Sam waited long enough to make sure they'd made it down, then followed, sliding over the windowsill and then dropping from his hands. It was still a hell of a way down.
"Plan?" Bucky asked. He had Zemo's arm over his shoulder and a very limp and pale Zemo draped on him.
"My plan is basically stealing a car, so let's do that."
He let Bucky pick the car, and it came down to what Bucky knew how to hotwire, so they ended up peeling out of Hydra's driveway in a 1960s Lamborghini Espada.
"This is really inconspicuous," Sam said. Bucky was driving; Sam was in the back with a semiconscious Zemo spilled across his lap. He rested his fingertips against Zemo's clammy neck and felt a rapid but reassuringly steady pulse fluttering in Zemo's throat.
"They want to come and get us, they're welcome to," Bucky said over his shoulder.
They got a hotel, an hour or so away, once they were reasonably confident they weren't being followed. By this point Zemo had fallen asleep, and seemed to be sleeping peacefully, dreamlessly. Sam felt like a heel nudging him awake.
"I'll go ditch our little friend," Bucky told him with a gesture at the stolen Lamborghini, so Sam took Zemo upstairs. Zemo was still out of it, so Sam helped him peel off the outer layers of his sweat-soaked party clothes and dumped him on one of the hotel room's two beds. Then Sam went to shower, because after spending the evening in a room full of Hydra, he felt like he needed one.
He came out of the shower to find Bucky stretched out on the other bed, propped on his elbow.

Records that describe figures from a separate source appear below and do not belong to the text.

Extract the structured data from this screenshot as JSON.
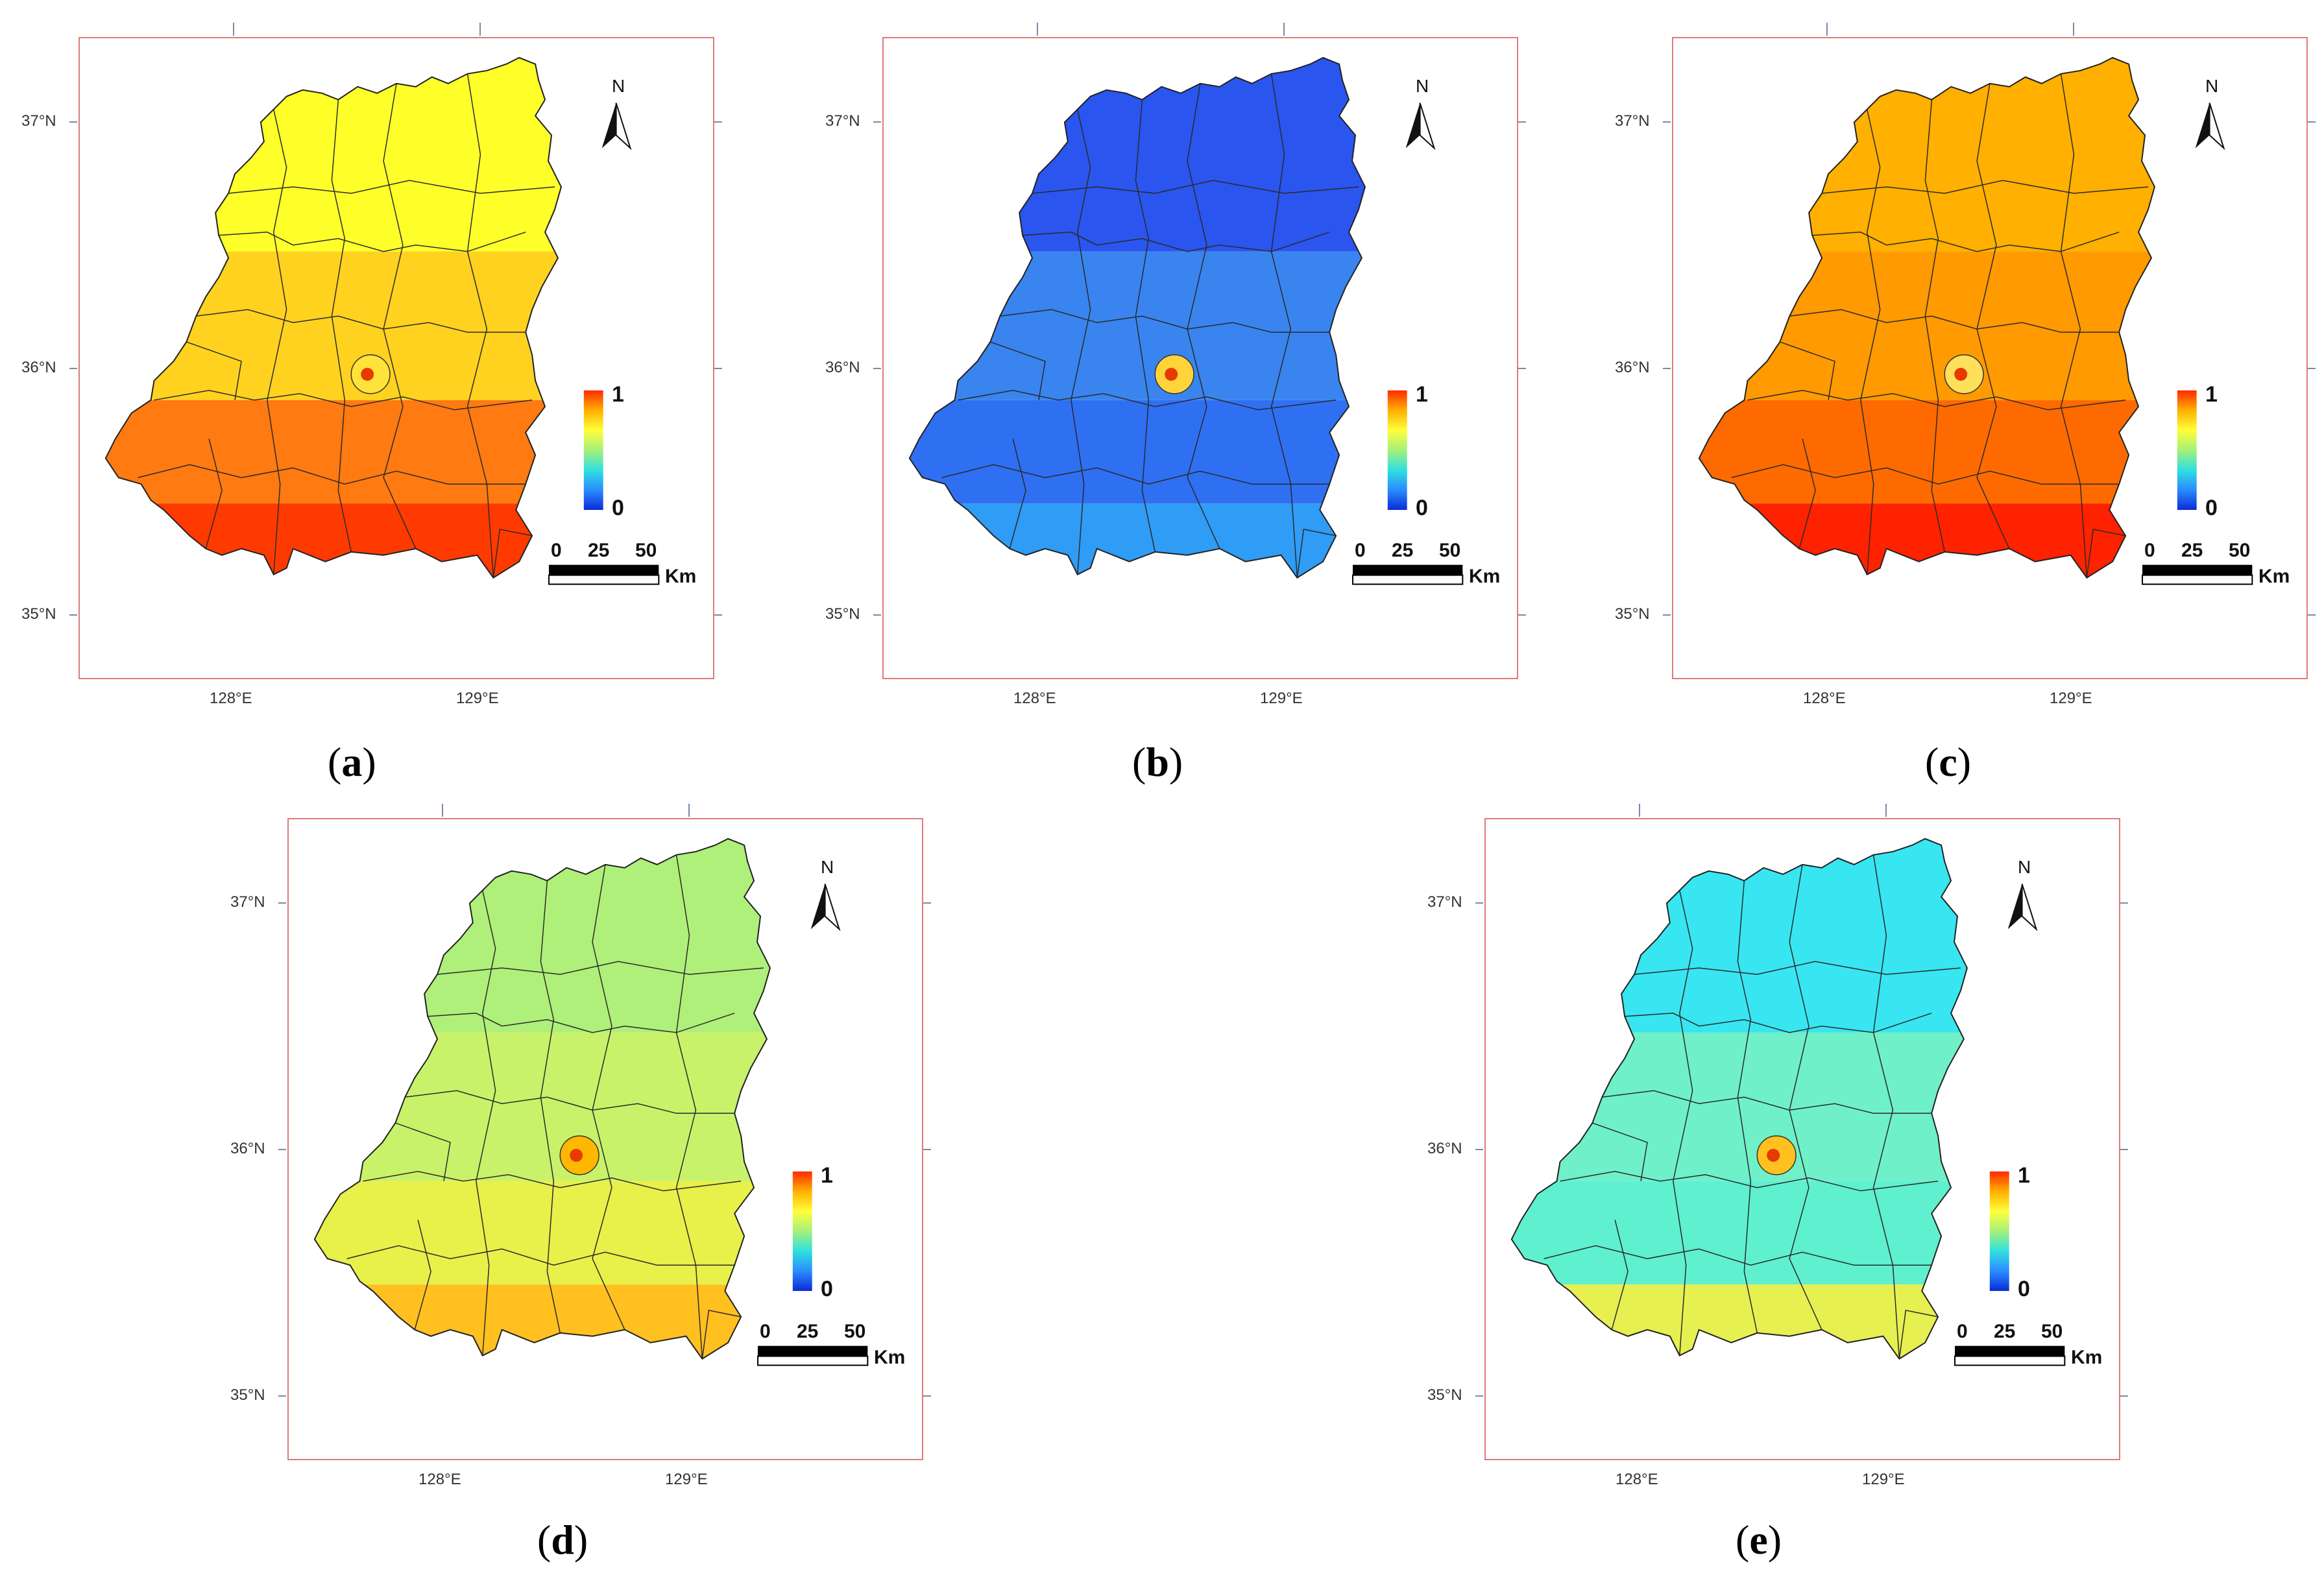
{
  "panels": [
    {
      "id": "a",
      "caption": "a",
      "palette": "warm"
    },
    {
      "id": "b",
      "caption": "b",
      "palette": "cool"
    },
    {
      "id": "c",
      "caption": "c",
      "palette": "hot"
    },
    {
      "id": "d",
      "caption": "d",
      "palette": "yellowgreen"
    },
    {
      "id": "e",
      "caption": "e",
      "palette": "cyan"
    }
  ],
  "axes": {
    "lat_labels": [
      "37°N",
      "36°N",
      "35°N"
    ],
    "lon_labels": [
      "128°E",
      "129°E"
    ]
  },
  "legend": {
    "max_label": "1",
    "min_label": "0"
  },
  "scale_bar": {
    "ticks": [
      "0",
      "25",
      "50"
    ],
    "unit": "Km"
  },
  "north_arrow": {
    "label": "N"
  },
  "colors": {
    "frame": "#e07a7a",
    "gradient": [
      "#0b2bd6",
      "#2a8cff",
      "#2fe0e0",
      "#a6f07a",
      "#ffff3a",
      "#ffb000",
      "#ff2a00"
    ]
  }
}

"I can take the couch," Sam said.
"For fuck sake, we're adults; we can share. Unless you kick in your sleep." Bucky swung his legs off the bed and nodded across the room at Zemo. "He okay?"
"I think so."
"Good," Bucky said, with a quick, quiet smile, and went into the bathroom.
It took Sam a moment to really catch on to how much of a difference it had made, Zemo downing that poison for Sam. Bucky was quiet even in fake Winter Soldier mode, he was the absolute definition of still waters running deep, but it would be a mistake to think he wasn't paying attention to everything going on around him.
And he was loyal as hell. And Sam had the feeling that this loyalty encompassed Zemo now.
He was tired enough that he was about to drop where he stood, but he went over to pull up a blanket over Zemo and check his pulse again. He was startled all out of proportion when Zemo came abruptly awake and seized Sam's wrist with Sokovian paramilitary reflexes.
"Ah," Zemo whispered, letting him go. His accent was stronger than usual. "Dreams are vivid."
"You doing all right?"
"Headache. Tired." Zemo rolled onto his back. "Where are we?"
"Hotel. I don't think we were followed. And there's Bucky to deal with whatever might have followed us."
"I heard that," Bucky called from the bathroom.
"It's a sign of faith in your abilities, James," Zemo returned in a slightly raised voice.
"I see he still doesn't know how to shut up," Bucky returned from the bathroom, and then the shower turned on.
Sam started to get up. Zemo's hand on his wrist stopped him. "I appreciate your discretion," Zemo whispered.
"Next time one of us takes the poison, all right?" Sam returned quietly, and he could see that Zemo was still mulling that over as he loosed his grip on Sam and his hand dropped back to his side. "Because that's how teamwork goes," Sam clarified, and he saw Zemo's gaze sharpen. "Taking turns. You're not always the one who takes the bullet. You've had teammates before; you know how that works."
"Yes," Zemo said, and his sleepy and puzzled gaze followed Sam across the room. "I know."
"Good," Sam said, retreating under the blanket and duvet. He rolled over and propped himself up on his elbow. "Think you can sleep?"
"I think so," Zemo said, rolling onto his side. His surprised and slightly baffled gaze on Sam grew hazy, sleepy, and then floated into true sleep.